Just when you thought maybe the Great Director was burning out a bit, unaware of his own indulgences, Steven Spielberg speaks up and honestly and sounds just like the same casual, populist entertainer we’ve come to love and appreciate more than most.

Empire spoke to the filmmaker about the potential future installments in both his Jurassic Park and Indiana Jones sagas.

On Jurassic Park IV: “The screenplay is being written right now by Mark Protosevich. I’m hoping that will come out in the next couple of years. We have a good story. We have a better story for four than we had for three…”

Protosevich has made a career of writing BIG, from The Cell to Poseidon to I Am Legend to a recent story credit on Thor. The Jurassic Park franchise seems right up his alley. And for those who don’t remember what the story for Jurassic Park III was (I’m with you there), it concerned the quirky Kirby couple (Tea Leoni and Willian H. Macy) convincing Alan Grant (Sam Neill) to head to Isla Sorna (the second Dino-lab) only to find some dinosaurs had broken out there as well. Not the most original tale, but the execution was entertaining enough, thanks to director Joe Johnston’s Spielberg-ian like tendencies.
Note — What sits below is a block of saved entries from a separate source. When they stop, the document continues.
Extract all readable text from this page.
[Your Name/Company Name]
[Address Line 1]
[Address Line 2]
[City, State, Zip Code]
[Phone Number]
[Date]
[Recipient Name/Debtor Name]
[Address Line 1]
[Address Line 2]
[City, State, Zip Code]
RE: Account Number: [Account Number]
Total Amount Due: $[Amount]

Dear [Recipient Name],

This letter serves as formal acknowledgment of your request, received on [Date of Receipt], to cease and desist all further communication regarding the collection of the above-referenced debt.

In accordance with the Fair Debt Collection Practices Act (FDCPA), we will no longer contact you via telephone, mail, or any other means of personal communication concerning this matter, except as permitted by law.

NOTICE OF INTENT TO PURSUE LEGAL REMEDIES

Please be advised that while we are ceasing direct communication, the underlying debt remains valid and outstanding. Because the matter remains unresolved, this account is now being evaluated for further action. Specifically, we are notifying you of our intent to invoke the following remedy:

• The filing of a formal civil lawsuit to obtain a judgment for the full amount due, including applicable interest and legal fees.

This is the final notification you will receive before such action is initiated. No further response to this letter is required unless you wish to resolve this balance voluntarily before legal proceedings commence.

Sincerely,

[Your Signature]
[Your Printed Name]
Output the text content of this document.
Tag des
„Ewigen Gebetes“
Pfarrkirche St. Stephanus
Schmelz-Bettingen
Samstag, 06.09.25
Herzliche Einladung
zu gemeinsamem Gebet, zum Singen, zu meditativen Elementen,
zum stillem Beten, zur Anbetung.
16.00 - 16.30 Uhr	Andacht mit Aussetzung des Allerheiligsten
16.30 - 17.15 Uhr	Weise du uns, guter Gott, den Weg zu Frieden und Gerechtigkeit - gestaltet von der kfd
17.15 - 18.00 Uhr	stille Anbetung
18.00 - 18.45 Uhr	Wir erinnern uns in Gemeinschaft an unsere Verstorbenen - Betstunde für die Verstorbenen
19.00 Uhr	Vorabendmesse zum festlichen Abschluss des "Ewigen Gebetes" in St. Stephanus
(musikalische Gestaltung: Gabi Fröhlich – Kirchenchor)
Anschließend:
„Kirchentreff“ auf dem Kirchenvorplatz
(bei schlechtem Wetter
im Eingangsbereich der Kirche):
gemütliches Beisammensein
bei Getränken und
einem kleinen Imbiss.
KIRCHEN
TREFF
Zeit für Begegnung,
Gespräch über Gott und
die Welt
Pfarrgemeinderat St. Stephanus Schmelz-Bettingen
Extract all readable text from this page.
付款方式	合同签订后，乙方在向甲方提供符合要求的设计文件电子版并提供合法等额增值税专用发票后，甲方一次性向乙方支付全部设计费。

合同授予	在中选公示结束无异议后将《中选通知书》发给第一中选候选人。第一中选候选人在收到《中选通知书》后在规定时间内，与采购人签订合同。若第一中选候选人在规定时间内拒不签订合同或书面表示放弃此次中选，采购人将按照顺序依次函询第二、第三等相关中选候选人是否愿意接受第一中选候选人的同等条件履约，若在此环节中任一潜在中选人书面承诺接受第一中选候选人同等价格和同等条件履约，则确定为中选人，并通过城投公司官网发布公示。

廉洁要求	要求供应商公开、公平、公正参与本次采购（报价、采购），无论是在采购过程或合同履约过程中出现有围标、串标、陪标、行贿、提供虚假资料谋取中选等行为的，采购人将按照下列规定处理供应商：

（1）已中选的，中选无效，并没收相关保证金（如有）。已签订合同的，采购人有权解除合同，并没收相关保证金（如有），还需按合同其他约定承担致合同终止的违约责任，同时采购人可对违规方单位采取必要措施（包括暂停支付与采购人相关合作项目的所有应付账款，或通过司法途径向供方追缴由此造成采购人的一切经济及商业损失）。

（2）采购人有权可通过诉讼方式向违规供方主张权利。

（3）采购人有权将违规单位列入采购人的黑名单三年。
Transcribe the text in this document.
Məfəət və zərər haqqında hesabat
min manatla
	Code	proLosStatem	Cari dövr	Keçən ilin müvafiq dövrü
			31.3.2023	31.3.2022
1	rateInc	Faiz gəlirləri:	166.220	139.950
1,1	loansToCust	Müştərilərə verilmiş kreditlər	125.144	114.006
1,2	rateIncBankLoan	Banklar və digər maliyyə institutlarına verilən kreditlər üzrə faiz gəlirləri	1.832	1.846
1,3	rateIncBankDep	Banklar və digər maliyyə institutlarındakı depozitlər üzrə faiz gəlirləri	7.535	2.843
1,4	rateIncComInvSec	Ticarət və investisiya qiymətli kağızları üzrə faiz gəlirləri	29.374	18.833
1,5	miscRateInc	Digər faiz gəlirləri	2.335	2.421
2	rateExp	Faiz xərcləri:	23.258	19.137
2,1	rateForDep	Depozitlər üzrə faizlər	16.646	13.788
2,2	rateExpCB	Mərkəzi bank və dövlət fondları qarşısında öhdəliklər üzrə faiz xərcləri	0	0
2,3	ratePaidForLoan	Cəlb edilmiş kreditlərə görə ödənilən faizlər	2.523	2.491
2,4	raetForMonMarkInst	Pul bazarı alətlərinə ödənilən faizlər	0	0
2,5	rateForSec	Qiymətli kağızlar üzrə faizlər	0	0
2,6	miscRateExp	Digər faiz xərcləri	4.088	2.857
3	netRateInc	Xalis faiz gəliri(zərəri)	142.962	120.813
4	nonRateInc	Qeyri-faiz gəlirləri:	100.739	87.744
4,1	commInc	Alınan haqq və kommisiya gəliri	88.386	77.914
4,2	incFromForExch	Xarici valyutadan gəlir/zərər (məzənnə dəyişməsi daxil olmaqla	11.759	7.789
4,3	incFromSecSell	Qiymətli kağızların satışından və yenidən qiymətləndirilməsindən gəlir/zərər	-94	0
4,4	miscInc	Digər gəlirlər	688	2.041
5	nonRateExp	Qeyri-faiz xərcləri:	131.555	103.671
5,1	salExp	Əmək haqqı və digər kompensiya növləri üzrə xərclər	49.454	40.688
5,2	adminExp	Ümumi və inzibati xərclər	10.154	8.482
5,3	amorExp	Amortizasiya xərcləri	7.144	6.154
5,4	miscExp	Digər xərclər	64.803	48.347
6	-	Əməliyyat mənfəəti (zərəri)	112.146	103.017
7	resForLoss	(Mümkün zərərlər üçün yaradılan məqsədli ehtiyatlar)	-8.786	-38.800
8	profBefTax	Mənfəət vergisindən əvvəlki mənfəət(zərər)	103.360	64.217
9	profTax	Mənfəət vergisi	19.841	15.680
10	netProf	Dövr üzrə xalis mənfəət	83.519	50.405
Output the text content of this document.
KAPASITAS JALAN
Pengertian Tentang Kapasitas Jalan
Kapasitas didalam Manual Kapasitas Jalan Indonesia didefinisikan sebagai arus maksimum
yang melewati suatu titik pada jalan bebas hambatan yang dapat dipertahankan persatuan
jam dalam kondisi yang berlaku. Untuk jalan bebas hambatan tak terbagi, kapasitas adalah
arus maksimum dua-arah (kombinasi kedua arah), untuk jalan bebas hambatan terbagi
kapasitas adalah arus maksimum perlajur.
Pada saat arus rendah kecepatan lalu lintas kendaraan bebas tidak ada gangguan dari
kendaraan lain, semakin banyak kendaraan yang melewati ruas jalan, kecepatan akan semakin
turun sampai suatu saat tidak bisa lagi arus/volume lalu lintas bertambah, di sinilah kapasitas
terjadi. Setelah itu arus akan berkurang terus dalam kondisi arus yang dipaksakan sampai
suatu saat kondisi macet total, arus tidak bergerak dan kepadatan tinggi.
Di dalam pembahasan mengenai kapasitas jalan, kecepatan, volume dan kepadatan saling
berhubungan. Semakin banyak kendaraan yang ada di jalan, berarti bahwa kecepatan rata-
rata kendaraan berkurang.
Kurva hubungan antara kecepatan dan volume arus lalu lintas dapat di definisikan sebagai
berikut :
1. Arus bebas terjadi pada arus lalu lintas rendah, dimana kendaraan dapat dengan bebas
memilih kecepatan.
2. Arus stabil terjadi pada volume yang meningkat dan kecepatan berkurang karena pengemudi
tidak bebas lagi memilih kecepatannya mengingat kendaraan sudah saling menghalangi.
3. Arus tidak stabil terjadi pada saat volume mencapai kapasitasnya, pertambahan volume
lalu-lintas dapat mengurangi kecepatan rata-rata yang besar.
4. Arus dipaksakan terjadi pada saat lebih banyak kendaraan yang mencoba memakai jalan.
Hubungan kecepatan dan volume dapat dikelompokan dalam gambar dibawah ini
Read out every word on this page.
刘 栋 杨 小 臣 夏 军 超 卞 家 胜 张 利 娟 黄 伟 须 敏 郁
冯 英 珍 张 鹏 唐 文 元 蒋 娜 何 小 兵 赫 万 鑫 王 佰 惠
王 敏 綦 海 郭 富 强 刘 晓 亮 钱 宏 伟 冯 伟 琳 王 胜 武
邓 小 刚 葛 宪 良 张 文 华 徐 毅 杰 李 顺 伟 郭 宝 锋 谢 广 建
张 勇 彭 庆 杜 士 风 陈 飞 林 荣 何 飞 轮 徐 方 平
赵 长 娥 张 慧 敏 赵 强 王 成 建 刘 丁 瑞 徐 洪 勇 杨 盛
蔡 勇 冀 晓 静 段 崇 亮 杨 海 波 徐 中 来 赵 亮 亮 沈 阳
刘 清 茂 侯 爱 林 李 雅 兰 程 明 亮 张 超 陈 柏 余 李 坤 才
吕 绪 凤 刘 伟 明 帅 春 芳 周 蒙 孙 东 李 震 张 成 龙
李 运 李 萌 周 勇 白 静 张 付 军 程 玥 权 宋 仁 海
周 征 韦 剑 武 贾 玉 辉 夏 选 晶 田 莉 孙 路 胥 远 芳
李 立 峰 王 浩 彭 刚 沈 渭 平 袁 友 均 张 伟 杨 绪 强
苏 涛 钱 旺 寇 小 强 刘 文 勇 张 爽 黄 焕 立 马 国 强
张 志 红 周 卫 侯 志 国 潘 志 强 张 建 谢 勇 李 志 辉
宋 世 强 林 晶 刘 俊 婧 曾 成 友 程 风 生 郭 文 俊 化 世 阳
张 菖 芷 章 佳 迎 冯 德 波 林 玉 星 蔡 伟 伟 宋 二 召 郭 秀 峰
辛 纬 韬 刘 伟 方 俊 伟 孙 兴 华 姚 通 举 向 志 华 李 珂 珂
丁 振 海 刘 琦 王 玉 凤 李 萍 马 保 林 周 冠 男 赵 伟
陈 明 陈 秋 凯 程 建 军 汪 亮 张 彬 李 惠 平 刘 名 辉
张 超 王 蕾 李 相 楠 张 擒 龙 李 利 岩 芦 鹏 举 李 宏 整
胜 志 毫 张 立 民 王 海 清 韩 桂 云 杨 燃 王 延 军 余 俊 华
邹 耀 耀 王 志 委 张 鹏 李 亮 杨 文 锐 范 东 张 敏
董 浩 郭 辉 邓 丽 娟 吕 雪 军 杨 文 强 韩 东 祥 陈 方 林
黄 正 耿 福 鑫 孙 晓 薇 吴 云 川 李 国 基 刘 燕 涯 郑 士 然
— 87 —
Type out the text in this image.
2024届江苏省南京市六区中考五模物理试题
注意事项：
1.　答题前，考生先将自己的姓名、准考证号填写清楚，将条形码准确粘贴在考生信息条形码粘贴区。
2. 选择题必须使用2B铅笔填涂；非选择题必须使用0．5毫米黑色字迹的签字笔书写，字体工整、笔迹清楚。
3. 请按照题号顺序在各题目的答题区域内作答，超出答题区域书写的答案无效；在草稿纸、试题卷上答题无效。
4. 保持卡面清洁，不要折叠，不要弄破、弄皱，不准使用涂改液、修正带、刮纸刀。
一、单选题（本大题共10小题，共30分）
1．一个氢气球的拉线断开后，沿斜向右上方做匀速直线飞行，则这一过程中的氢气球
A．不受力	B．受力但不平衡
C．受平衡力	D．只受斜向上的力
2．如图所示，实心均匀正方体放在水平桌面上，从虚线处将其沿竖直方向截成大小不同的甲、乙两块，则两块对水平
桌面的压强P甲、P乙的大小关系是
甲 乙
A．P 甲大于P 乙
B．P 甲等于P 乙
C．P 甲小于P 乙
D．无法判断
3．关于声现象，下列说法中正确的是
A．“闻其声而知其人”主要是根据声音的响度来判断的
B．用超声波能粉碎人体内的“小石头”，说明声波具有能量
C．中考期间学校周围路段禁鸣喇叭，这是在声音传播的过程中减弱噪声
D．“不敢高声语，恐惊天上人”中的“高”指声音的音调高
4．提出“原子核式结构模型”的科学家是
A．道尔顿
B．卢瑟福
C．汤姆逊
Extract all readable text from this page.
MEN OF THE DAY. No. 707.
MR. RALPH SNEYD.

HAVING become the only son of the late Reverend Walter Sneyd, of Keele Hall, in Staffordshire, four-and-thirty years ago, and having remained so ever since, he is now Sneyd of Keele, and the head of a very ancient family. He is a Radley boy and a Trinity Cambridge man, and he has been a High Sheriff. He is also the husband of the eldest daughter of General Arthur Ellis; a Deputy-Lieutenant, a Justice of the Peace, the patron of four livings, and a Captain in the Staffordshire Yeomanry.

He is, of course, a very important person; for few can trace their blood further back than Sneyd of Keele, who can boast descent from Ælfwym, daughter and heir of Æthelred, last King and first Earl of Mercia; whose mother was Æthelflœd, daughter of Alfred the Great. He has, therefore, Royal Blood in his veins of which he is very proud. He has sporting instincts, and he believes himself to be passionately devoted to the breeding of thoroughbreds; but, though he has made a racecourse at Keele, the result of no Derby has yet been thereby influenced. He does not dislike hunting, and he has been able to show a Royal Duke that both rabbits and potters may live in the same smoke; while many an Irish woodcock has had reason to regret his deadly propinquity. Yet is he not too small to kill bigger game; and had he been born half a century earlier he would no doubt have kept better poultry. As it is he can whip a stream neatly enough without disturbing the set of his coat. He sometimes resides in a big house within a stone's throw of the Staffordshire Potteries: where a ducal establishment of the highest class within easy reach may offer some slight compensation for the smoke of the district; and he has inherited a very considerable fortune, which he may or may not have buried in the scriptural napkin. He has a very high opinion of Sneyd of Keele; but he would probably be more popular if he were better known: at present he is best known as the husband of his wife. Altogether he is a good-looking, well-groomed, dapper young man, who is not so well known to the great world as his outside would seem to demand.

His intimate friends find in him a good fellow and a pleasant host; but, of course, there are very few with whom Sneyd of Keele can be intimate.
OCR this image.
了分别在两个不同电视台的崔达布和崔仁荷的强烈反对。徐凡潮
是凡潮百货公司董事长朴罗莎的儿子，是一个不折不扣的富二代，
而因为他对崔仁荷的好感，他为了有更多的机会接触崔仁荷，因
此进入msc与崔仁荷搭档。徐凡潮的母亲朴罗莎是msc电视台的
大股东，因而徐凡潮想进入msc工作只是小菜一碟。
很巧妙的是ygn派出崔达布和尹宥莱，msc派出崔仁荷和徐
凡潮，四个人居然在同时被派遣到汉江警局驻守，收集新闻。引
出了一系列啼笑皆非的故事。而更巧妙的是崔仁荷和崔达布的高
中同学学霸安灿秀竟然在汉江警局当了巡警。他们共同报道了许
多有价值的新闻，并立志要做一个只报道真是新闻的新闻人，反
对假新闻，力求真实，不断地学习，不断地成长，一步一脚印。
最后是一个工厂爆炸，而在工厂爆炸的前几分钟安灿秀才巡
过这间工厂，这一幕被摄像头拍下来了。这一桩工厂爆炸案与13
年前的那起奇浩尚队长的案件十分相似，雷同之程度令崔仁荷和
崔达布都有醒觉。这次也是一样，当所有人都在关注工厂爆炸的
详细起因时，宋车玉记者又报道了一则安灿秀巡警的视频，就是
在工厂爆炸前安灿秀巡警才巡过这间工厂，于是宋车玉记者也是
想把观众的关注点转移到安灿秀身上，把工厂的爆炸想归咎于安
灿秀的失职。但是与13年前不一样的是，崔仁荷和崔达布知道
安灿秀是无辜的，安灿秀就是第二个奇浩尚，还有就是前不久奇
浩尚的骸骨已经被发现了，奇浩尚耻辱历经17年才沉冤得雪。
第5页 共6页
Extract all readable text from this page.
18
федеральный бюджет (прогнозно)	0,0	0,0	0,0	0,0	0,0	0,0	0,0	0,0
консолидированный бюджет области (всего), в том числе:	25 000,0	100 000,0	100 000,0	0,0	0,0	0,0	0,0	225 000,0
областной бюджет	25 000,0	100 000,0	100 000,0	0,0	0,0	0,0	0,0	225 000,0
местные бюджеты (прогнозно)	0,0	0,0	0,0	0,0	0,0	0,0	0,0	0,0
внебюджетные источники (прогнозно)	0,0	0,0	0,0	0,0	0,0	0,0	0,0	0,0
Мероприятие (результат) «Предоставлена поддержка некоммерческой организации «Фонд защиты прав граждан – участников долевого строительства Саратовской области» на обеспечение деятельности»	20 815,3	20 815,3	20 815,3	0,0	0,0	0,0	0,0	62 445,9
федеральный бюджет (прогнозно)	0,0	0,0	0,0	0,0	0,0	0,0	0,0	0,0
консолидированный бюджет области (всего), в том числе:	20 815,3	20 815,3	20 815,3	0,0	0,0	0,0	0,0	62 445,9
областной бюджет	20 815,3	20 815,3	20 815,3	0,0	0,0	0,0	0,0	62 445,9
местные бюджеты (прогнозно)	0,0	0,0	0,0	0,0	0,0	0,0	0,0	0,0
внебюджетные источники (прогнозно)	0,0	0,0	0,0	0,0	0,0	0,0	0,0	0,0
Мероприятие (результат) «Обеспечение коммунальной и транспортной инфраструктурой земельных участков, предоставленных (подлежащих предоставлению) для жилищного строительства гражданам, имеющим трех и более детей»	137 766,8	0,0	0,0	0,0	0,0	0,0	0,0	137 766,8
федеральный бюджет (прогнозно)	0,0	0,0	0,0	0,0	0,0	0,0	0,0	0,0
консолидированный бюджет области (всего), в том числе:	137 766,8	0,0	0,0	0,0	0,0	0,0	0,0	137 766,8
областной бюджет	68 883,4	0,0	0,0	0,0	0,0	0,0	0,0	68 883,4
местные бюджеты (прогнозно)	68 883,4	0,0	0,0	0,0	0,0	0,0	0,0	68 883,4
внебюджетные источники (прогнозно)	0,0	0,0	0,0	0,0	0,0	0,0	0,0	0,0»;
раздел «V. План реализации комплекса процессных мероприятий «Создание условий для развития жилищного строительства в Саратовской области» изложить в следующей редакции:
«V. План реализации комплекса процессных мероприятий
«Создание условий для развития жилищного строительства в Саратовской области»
Speaking of better stories, Spielberg talked a bit about George Lucas and the fifth Indy film: “George is in charge of breaking the stories. He’s done it on all four movies. Whether I like the stories or not, George has broken all the stories. He is working on Indy V. We haven’t gone to screenplay yet, but he’s working on the story. I’ll leave it to George to come up with a good story.”

It’s not always so easy to remember that Lucas wrote all of the Indy stories – yes, even the good ones. And on the known disagreement Lucas and Spielberg has on the direction the story went on Kingdom of the Crystal Skull?

“I’m very happy with the movie. I always have been… I sympathise with people who didn’t like the MacGuffin because I never liked the MacGuffin. George and I had big arguments about the MacGuffin. I didn’t want these things to be either aliens or inter-dimensional beings. But I am loyal to my best friend. When he writes a story he believes in – even if I don’t believe in it – I’m going to shoot the movie the way George envisaged it. I’ll add my own touches, I’ll bring my own cast in, I’ll shoot the way I want to shoot it, but I will always defer to George as the storyteller of the Indy series. I will never fight him on that.”

The man goes on to defend and take responsibility for that gopher at the opening of the film (“The gopher was good. I have the stand-in one at home”) and that fridge situation (“Don’t blame George. That was my silly idea. People stopped saying “jump the shark”. They now say, “nuked the fridge”. I’m proud of that. I’m glad I was able to bring that into popular culture.”).

Nothing like a little accountability from a mainstream filmmaker, meshed with pride for said “mistakes.” Well played, Stevie, well played.

What do you think of Spielberg continuing his most famous franchises? His comments on past franchise mistakes?